昔は,酒飲むな,煙草は吸うな,映画は見ちゃダメ,喫茶店にもはいっちゃダメとする教派がありました.今でもあるかもしれない.でも人から言われて止めるよりも,聖書を読んで,祈って,その中で神様から示されて酒や煙草から離れる方がよっぽど良いと思っています.
『自発的隷従論』とか『自由からの逃走』など本がありますが,自分の自由を誰かに制限してもらうことを好む人は意外と多いことを最近気づかされています.その人たちは人間的な指導が強い組織が居心地が良いようです.自分で考え判断しなくても良いから,楽なんですね.

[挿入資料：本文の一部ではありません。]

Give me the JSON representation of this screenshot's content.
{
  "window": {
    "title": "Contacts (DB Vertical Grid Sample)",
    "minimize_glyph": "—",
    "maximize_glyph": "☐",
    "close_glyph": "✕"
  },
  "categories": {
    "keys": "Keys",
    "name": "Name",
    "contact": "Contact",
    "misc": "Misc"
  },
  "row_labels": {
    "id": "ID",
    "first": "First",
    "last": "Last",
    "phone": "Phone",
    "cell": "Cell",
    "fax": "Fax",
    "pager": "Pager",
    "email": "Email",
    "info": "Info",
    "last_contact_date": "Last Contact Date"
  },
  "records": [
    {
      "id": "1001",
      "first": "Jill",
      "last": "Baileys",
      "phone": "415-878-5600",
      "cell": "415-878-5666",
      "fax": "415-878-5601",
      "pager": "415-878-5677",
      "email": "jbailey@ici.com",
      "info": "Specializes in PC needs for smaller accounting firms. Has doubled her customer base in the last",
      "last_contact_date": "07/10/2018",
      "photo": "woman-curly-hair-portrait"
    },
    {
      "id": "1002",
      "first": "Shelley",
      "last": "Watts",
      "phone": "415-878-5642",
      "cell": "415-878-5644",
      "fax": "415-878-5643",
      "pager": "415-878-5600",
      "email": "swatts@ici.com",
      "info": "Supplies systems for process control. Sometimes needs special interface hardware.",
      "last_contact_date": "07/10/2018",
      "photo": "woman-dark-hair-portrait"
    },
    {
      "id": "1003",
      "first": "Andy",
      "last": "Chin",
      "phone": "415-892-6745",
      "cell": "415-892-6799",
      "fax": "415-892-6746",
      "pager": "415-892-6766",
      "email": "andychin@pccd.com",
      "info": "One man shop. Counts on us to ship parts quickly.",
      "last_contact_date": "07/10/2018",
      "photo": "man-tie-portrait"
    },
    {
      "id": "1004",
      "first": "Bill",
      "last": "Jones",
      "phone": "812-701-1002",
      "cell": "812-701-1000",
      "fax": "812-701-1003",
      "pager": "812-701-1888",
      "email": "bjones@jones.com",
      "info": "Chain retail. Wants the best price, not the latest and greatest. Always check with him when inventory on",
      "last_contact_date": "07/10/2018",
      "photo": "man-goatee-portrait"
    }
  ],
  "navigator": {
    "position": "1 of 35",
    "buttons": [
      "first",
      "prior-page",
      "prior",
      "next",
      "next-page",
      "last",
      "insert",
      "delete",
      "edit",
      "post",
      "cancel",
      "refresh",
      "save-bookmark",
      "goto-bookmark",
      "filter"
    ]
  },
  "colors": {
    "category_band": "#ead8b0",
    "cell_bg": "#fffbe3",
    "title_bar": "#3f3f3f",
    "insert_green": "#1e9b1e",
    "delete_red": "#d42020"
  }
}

上の例でいえば,誰かに酒飲むな,とか煙草吸うなと言われて酒や煙草を止める判断をする方が,楽だと思っているんです.
でも,人のことばや判断,知識なんてコロコロ変わるものだと思っています.例えば,昔は発熱したら解熱剤を必ず服用したものですが,数年前はインフルエンザに解熱剤はダメと言ってました.昨年インフルエンザの治療を受けたら,イナビルを服用したあとは解熱剤もOKと言われました.医学の世界でもこれです.人間の価値基準,判断基準はいつでも変わりうるということは山ほど有るわけです.
じゃぁ,祈って思ったことが正しいかどうか,もしくは独善をどう避けるか.それは,聖書の基準に照らすことです.
酒については古今東西,酒で失敗する人は多いです.ノアの方舟のノアさんもお酒の失敗があります.聖書は「酒に酔ってはいけない」と書かれている箇所もあれば,「胃を守るために少量のぶどう酒を用いなさい」という箇所もあります.だから律法的に一律に判断することは良くないのですね.
煙草は聖書が書かれた時代,イエスラエルをはじめ中東には煙草がありませんでしたから,禁止や許可についての記載はありません.煙草を吸わない理由として「私たちの身体は神の宮であるからキレイに保ちたい」とか「人間の鼻の穴が下を向いているのは,煙を吐き出すには不都合,だから神様はわたしたちを煙草を吸うような身体には創っていない」なんてものを聞きます.まぁ,それぞれひとりびとり理由が異なって良いと思います.
そうそう,「ひとりびとり理由が異なって良い」と書きましたが,いわゆる新興宗教や反社会的宗教カルトではマインドコントロールされたり,リーダーの強い指導の下,みんな同じ理由を語る,というのもありますね.
ということで,今も生きている神様が,ひとりびとりの心に働きかけて,良い人生に導いてくださることを信じています.